И наконец, я рассказала ему о том, о чем никогда и ни с кем не говорила: о своем отношении к Антуанетте, девочке, которой когда-то была.
— Она была бы совсем другой, если бы ей позволили развиваться нормально, поступить в университет, завести друзей. Но у нее не было никаких шансов, и каждый раз, когда в моей жизни что-то складывается не так, я виню в этом свое детство. Когда я была моложе, эта девочка правила моими эмоциями, — и я снова и снова переживала все то, что чувствовала она. Именно в такие периоды жизни я вступала
Пока я говорила, пепельница наполнилась доверху, зато в голове заметно прояснилось, когда я признала реальность:
— Она никогда не любила меня.
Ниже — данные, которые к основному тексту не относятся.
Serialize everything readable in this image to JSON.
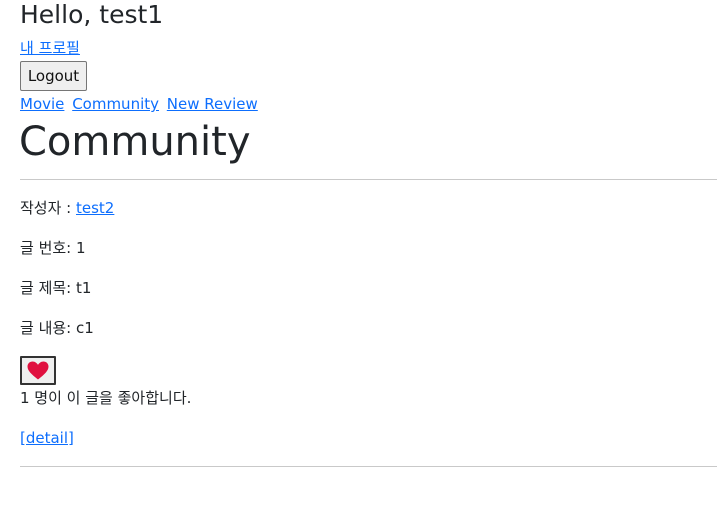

Я нужна ей сейчас, чтобы она могла умереть в мире, со своей девственной мечтой, — мечтой о красавце-муже, который ее обожает, о счастливом браке и единственном ребенке. Мне отведена лишь роль в последнем акте этой игры. Вот для чего я здесь.
— Вы хотите разрушить эту мечту?
Я мысленно представила себе крохотную фигурку моей матери, столь зависимой от меня сейчас.
— Нет, — вздохнула я. — Разве я могу?
Глава 25
Меня оставили в маленькой душной комнате полицейского участка, обстановку которой составляли лишь коричневый пластиковый стол и несколько деревянных стульев. Под ногами был потрескавшийся коричневый линолеум, а единственное оконце находилось так высоко, что выглянуть наружу было невозможно. Я знала, что отец в соседней комнате. Мой ночной кошмар приближался к логическому завершению, но вместо облегчения я испытывала настороженность. Меня мучил вопрос: каким окажется мое будущее?
Дверь открылась, и я, обернувшись, увидела ту же женщину-констебля, но на этот раз в сопровождении другой молодой женщины в гражданской одежде. Они поинтересовались, ела ли я что-нибудь. Когда я покачала головой, констебль вышла и вскоре вернулась с подносом с чаем, сэндвичами и шоколадным печеньем, который поставила передо мной и дружески улыбнулась. Женщины достали блокноты, словно давая понять, что, как бы они ни старались создать непринужденную атмосферу, все-таки это официальный допрос. Женщину в штатском представили как социального работника по имени Джин, и меня спросили, знаю ли я, почему нахожусь здесь, и известно ли мне, что то, чем мы занимались с отцом, является преступлением.
На оба вопроса я ответила шепотом:
— Да.
Женщина-полицейский вежливо объяснила мне, что моего отца сейчас допрашивают в соседней комнате и что от меня требуется только одно: говорить правду. Мне также разъяснили, что, поскольку я несовершеннолетняя, за преступление отвечает отец, и, разумеется, в тюрьму отправится он.
— Антуанетта, ты не сделала ничего плохого, но мы все-таки должны задать тебе несколько вопросов. Ты готова на них ответить? — спросила женщина-полицейский.
Я уставилась на нее. Да разве могла я произнести вслух то, что составляло тайну стольких лет моей жизни? Секрет, за который, как постоянно твердил отец, все меня осудят. Я уже успела убедиться в этом, когда, однажды выдав его, навлекла на себя злость и обвинения, как он и предсказывал.
И тут впервые заговорила социальный работник:
— Антуанетта, я хочу помочь тебе, но смогу это сделать, только выслушав твою версию событий. Я знаю, что тебе больно говорить об этом, но мы на твоей стороне. — Она протянула через стол руку и нежно коснулась моей руки. — Пожалуйста, ответь на наши вопросы.